Katz continúa: “Así que, los bolos tienen diferentes fragancias y colores, pero todos saben exactamente igual.”

Katz dice que esto funciona porque nuestros cerebros están acostumbrados a procesar ciertas señales sensoriales juntos. Por ejemplo, nuestros cerebros asocian el color amarillo, un olor a limón y un sabor ligeramente ácido entre sí. Cuando se le ofrecen dos de estas tres señales sensoriales, su cerebro llenará los espacios en blanco.

“Hay algunos dulces con sabor a fruta en los que se hacen sabores específicos en diferentes sabores; los ositos de gominola de gama alta en realidad saben diferente”, dice Katz. “Pero sí, muchas compañías de dulces han descubierto que esto es sólo una forma de ahorrar dinero.”

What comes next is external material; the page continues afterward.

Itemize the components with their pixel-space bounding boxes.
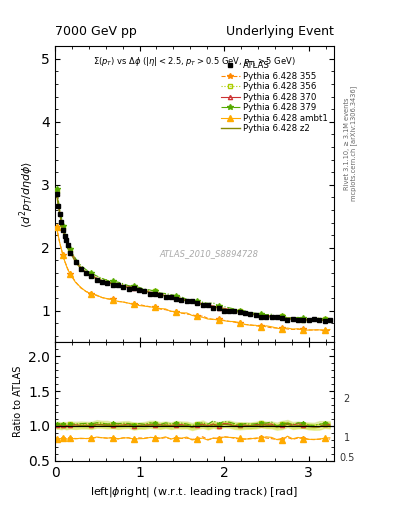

Como referencia, cuando me puse en contacto con Haribo, una compañía de dulces conocida por sus ositos de goma, recibí un correo electrónico del vicepresidente de marketing Keith Dannoff. Decía:

“No puedo hablar por todos los productos de ositos de goma, pero sí puedo decirles que los productos de ositos de goma HARIBO Gold-Bears en los Estados Unidos contienen 5 sabores distintos: Fresa, Limón, Naranja, Piña y Frambuesa. ”

Esto significa que el oso de goma verde – el que todo el mundo, yo mismo incluido – siguió identificando en nuestra prueba de sabor no oficial como sandía o manzana verde, en realidad tiene sabor a fresa; lo que sirve como un ejemplo de cómo las grandes empresas de dulces todavía no han descubierto nuestros cerebros.